Summary
This paper focuses on techniques for quantifying accelerated-production rates achieved by installing wellbore heaters in heavy-oil-producer wells. The uniform injection of heat into the wellbore of heavy-oil producers reduces local near-well fluid viscosity, lowers dynamic pressure, and results in increased production rates. Wellbore heat penetrates into the surrounding reservoir through conduction. Because of the exponential dependence of heavy-oil viscosity on temperature, small changes in temperature can substantially reduce near-wellbore oil viscosity. Conduction-heat transfer into the formation is balanced by convection back into the wellbore by the inflowing produced fluids. The higher the flow rate, the lower the heat-penetration depth is for a fixed heater-injection rate.
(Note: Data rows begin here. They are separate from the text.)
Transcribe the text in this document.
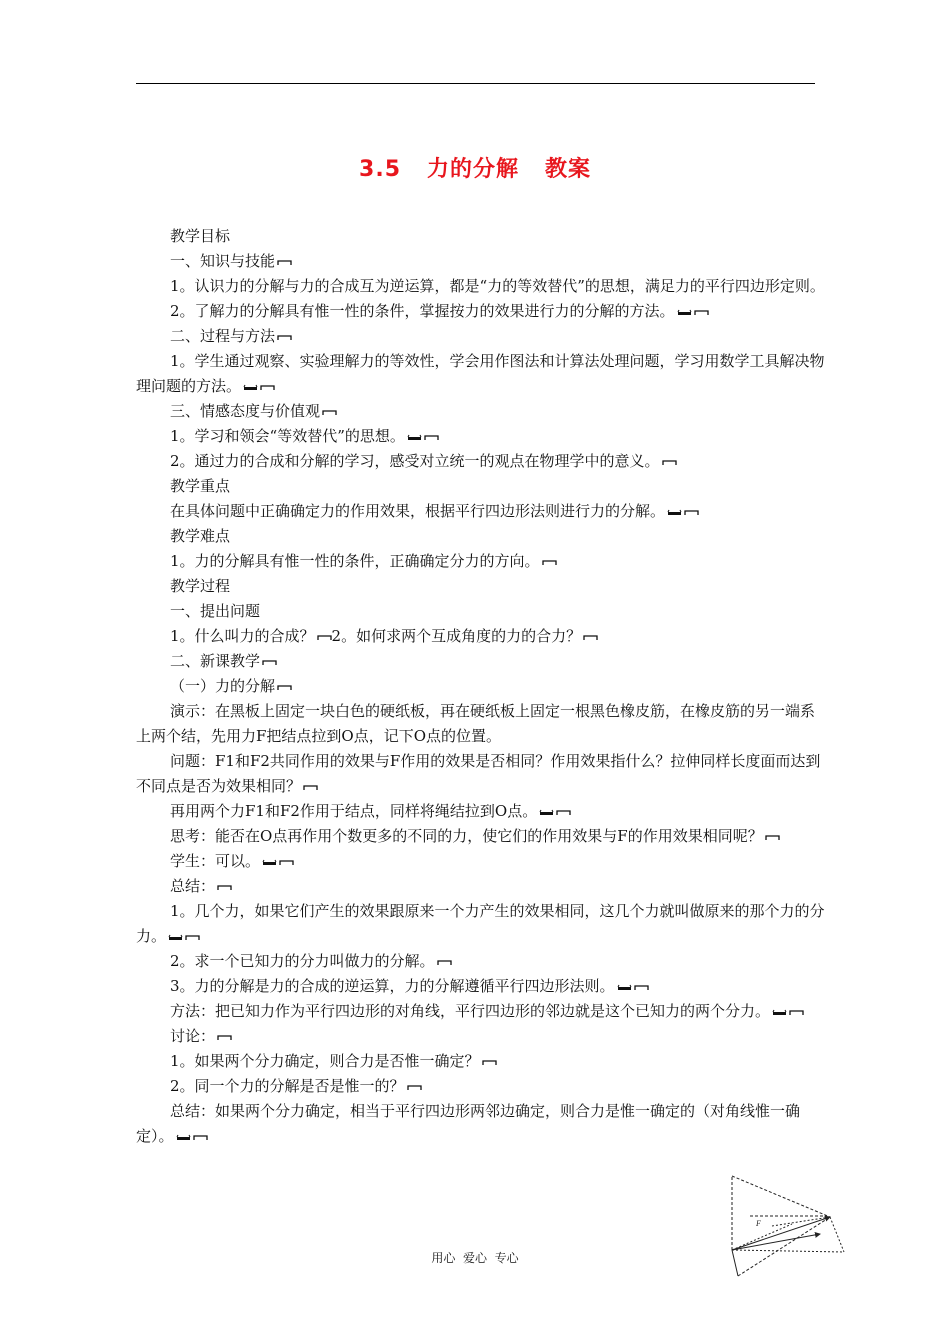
3.5   力的分解   教案

教学目标

一、知识与技能

1。认识力的分解与力的合成互为逆运算，都是“力的等效替代”的思想，满足力的平行四边形定则。

2。了解力的分解具有惟一性的条件，掌握按力的效果进行力的分解的方法。

二、过程与方法

1。学生通过观察、实验理解力的等效性，学会用作图法和计算法处理问题，学习用数学工具解决物理问题的方法。

三、情感态度与价值观

1。学习和领会“等效替代”的思想。

2。通过力的合成和分解的学习，感受对立统一的观点在物理学中的意义。

教学重点

在具体问题中正确确定力的作用效果，根据平行四边形法则进行力的分解。

教学难点

1。力的分解具有惟一性的条件，正确确定分力的方向。

教学过程

一、提出问题

1。什么叫力的合成？ 2。如何求两个互成角度的力的合力？

二、新课教学

（一）力的分解

演示：在黑板上固定一块白色的硬纸板，再在硬纸板上固定一根黑色橡皮筋，在橡皮筋的另一端系上两个结，先用力F把结点拉到O点，记下O点的位置。

问题：F1和F2共同作用的效果与F作用的效果是否相同？作用效果指什么？拉伸同样长度面而达到不同点是否为效果相同？

再用两个力F1和F2作用于结点，同样将绳结拉到O点。

思考：能否在O点再作用个数更多的不同的力，使它们的作用效果与F的作用效果相同呢？

学生：可以。

总结：

1。几个力，如果它们产生的效果跟原来一个力产生的效果相同，这几个力就叫做原来的那个力的分力。

2。求一个已知力的分力叫做力的分解。

3。力的分解是力的合成的逆运算，力的分解遵循平行四边形法则。

方法：把已知力作为平行四边形的对角线，平行四边形的邻边就是这个已知力的两个分力。

讨论：

1。如果两个分力确定，则合力是否惟一确定？

2。同一个力的分解是否是惟一的？

总结：如果两个分力确定，相当于平行四边形两邻边确定，则合力是惟一确定的（对角线惟一确定）。

F
用心  爱心  专心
Schild (1957) presented a steady-state model that deploys boundary condition at an infinite radial location, resulting in the prediction of an infinite-influence region for the temperature when the Péclet number is smaller than unity. Production-improvement factor (PIF) on the order of 100 is reported and will be shown to be overoptimistic when the transient nature is properly represented. In this paper, a transient model is presented dependent on the boundary conditions at a finite radial distance from the wellbore. Predictions of the PIF suggest values on the order of three at small Péclet numbers. Influence of the formation thermal conductivity and permeability can be lumped into a defined Péclet number. The developed correlation is demonstrated to cover the effect of this Péclet number, together with the viscosity ratio, on the PIF.